Infomatec AG: Erstmals verlangen Kleinaktionäre Schadenersatz wegen entgangener Aktienerlöse. Mögliche Anklage gegen Exvorstände wegen Konkursbetrugs und Insidergeschäften. Unternehmen hat inzwischen Konkurs angemeldet

von KLAUS WITTMANN

Als im Juli 1998 der Stern der Augsburger Infomatec AG am Neuer-Markt-Himmel aufging und die Aktien in die Höhen schossen, jubelten Börsianer, Kleinaktionäre und Sportvereine der Region. Auf zeitweise über 60 Euro kletterte der Kurs, und so wurde kräftig gesponsert, investiert und kassiert. Doch der Glanz von einst ist erloschen, Anfang des Monats stellte die Softwarefirma Insolvenzantrag. Gestern war die Aktie gerade mal 60 Cent wert.

Einige Kleinaktionäre haben inzwischen Zivilklage gegen den Hauptkonzern, die Infomatec Integrated Information System AG, sowie die beiden ehemaligen Vorstände Alexander Häfele und Gerhard Harlos eingereicht.

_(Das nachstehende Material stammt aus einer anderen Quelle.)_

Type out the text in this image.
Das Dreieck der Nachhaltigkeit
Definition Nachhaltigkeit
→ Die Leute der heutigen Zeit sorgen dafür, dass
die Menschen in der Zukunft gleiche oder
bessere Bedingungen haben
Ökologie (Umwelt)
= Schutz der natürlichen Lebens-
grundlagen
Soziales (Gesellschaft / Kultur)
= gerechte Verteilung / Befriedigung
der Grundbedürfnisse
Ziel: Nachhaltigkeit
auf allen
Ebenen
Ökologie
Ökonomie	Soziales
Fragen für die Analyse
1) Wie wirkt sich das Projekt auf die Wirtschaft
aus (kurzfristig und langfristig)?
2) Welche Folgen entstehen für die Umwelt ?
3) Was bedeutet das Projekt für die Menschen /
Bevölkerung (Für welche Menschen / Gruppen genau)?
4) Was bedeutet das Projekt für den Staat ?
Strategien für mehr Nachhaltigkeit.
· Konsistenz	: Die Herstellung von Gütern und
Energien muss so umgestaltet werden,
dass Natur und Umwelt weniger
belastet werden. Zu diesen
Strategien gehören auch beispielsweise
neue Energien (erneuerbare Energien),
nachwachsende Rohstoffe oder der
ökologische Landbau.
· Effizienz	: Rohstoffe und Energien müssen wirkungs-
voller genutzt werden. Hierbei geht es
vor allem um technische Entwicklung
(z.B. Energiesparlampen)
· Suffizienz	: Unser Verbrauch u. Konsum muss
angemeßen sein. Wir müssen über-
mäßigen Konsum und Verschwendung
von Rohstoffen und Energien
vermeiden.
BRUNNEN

Zum ersten Mal wurde nun gestern nach Angaben der Schutzgemeinschaft der Kleinaktionäre (SdK) in Augsburg vor der 2. Zivilkammer des Landgerichts ein derartiger Schadenersatzprozess eröffnet.

So verlangt ein Aktionär wegen entgangener Aktienerlöse 12.000 Mark zurück. Er hatte im April und Mai 2000 insgesamt 300 Aktien zu einem Durchschnittspreis von je 26 Euro erworben, die im September 2000 nur noch insgesamt 1.590 Euro wert waren. Der Vorsitzende Richter Hans-Peter Hirmer will wegen der abweichenden Aussagen der beiden einstigen Vorstände, die erst kürzlich gegen strenge Auflagen aus der Untersuchungshaft entlassen wurden, möglicherweise das Verfahren aussetzen, und zwar so lange, bis im Strafprozess ein Urteil gesprochen ist. Eine endgültige Entscheidung darüber will er Ende Juni verkünden.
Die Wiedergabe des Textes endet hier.